We created a catch-all rule: “Send to an email” to that Gmail address. Now any address at the domain forwards there.
We tested with SendTestMail.com (no signup required). Delivered. Some anonymous “fake mailer” tools get categorized by Cloudflare as “Other” and may not be forwarded. A normal sender or a proper test tool works.

What Went Right

One deploy command. source .env.local && bin/kamal deploy builds the image, pushes to the registry, pulls on the server, runs migrations via the app, and refreshes the proxy. No custom scripts.
Floating IP. DNS and Kamal both point at the same IP. When we replace the server we only reassign that IP in Hetzner and run deploy again.
SSL and two hostnames. Kamal’s proxy handled both apex and www with a single hosts list and Let’s Encrypt.
Secrets in one place. .env.local holds tokens and keys. .kamal/secrets forwards them into Kamal. No credentials in the repo or in this post.
Cursor as pair programmer. It suggested the right config blocks, caught missing env vars, and helped with Cloudflare vs. SES vs. Kamal docs so we didn’t chase dead ends.

If You Try This

Use a floating IP (or stable DNS) from day one so you can replace the server without redoing DNS.
Before every deploy: run source .env.local (or source .env.local && bin/kamal deploy) so the container gets registry, RAILS_MASTER_KEY, and SES credentials.
For SES: verify the domain (or the from address) in SES, create SMTP credentials (not normal AWS keys), and put them where Kamal will inject them (e.g. .env.local + .kamal/secrets). If mail doesn’t send, check that the env vars are present in the container (e.g. bin/kamal app exec env).
For inbound catch-all, Cloudflare Email Routing is free and fits if you’re already on Cloudflare. Combine SPF with your outbound provider (e.g.
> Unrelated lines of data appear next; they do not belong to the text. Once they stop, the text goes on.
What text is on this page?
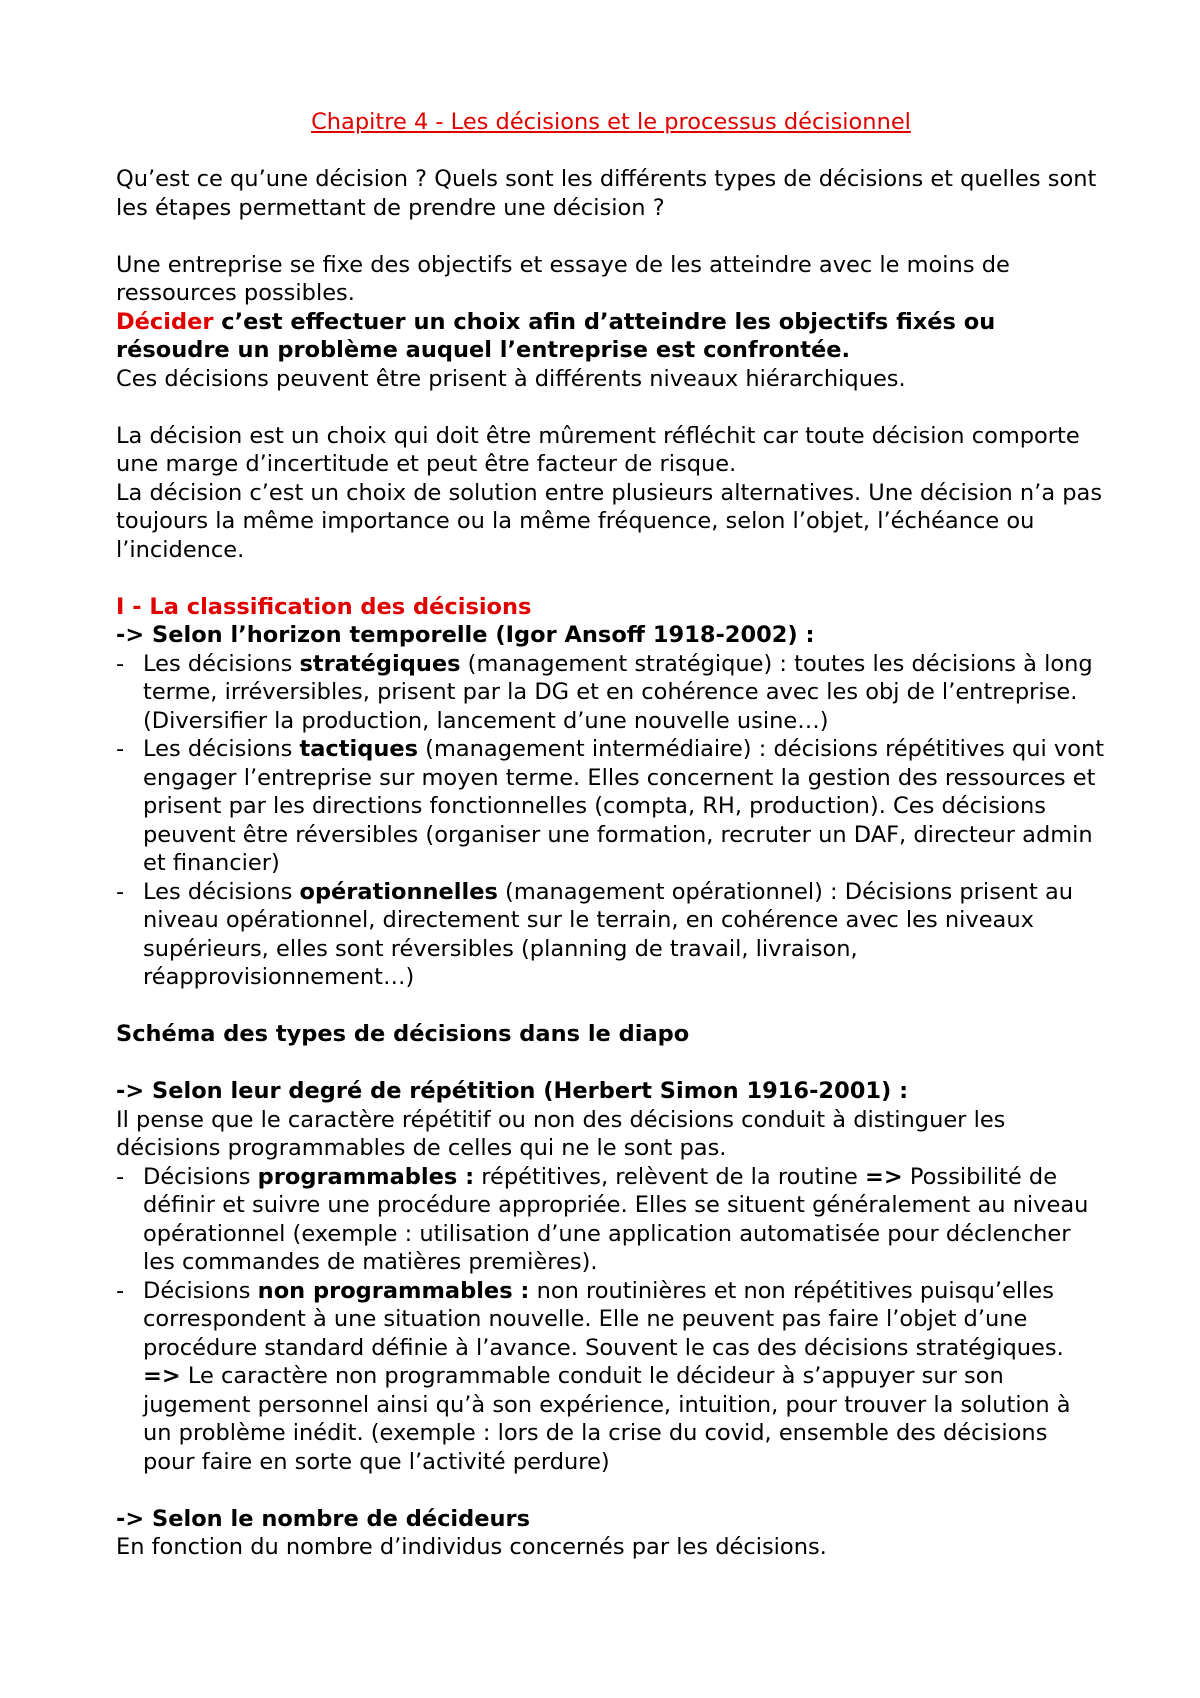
Chapitre 4 - Les décisions et le processus décisionnel

Qu’est ce qu’une décision ? Quels sont les différents types de décisions et quelles sont les étapes permettant de prendre une décision ?

Une entreprise se fixe des objectifs et essaye de les atteindre avec le moins de ressources possibles.

Décider c’est effectuer un choix afin d’atteindre les objectifs fixés ou résoudre un problème auquel l’entreprise est confrontée.

Ces décisions peuvent être prisent à différents niveaux hiérarchiques.

La décision est un choix qui doit être mûrement réfléchit car toute décision comporte une marge d’incertitude et peut être facteur de risque.

La décision c’est un choix de solution entre plusieurs alternatives. Une décision n’a pas toujours la même importance ou la même fréquence, selon l’objet, l’échéance ou l’incidence.

I - La classification des décisions

-> Selon l’horizon temporelle (Igor Ansoff 1918-2002) :

- Les décisions stratégiques (management stratégique) : toutes les décisions à long terme, irréversibles, prisent par la DG et en cohérence avec les obj de l’entreprise. (Diversifier la production, lancement d’une nouvelle usine…)
- Les décisions tactiques (management intermédiaire) : décisions répétitives qui vont engager l’entreprise sur moyen terme. Elles concernent la gestion des ressources et prisent par les directions fonctionnelles (compta, RH, production). Ces décisions peuvent être réversibles (organiser une formation, recruter un DAF, directeur admin et financier)
- Les décisions opérationnelles (management opérationnel) : Décisions prisent au niveau opérationnel, directement sur le terrain, en cohérence avec les niveaux supérieurs, elles sont réversibles (planning de travail, livraison, réapprovisionnement…)

Schéma des types de décisions dans le diapo

-> Selon leur degré de répétition (Herbert Simon 1916-2001) :

Il pense que le caractère répétitif ou non des décisions conduit à distinguer les décisions programmables de celles qui ne le sont pas.

- Décisions programmables : répétitives, relèvent de la routine => Possibilité de définir et suivre une procédure appropriée. Elles se situent généralement au niveau opérationnel (exemple : utilisation d’une application automatisée pour déclencher les commandes de matières premières).
- Décisions non programmables : non routinières et non répétitives puisqu’elles correspondent à une situation nouvelle. Elle ne peuvent pas faire l’objet d’une procédure standard définie à l’avance. Souvent le cas des décisions stratégiques.        => Le caractère non programmable conduit le décideur à s’appuyer sur son jugement personnel ainsi qu’à son expérience, intuition, pour trouver la solution à un problème inédit. (exemple : lors de la crise du covid, ensemble des décisions pour faire en sorte que l’activité perdure)

-> Selon le nombre de décideurs

En fonction du nombre d’individus concernés par les décisions.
SES) in a single TXT record.
Test forwarding with a real sender or a tool like SendTestMail. Some anonymous mailers get filtered and don’t arrive.

Rails 8 + Kamal + Hetzner + Cloudflare + SES is a solid stack for a small app. Cursor made it easy to keep the app, the config, and the docs in sync without leaving the editor. If you’re weighing modern Rails plus an AI pair programmer, this combo is worth trying.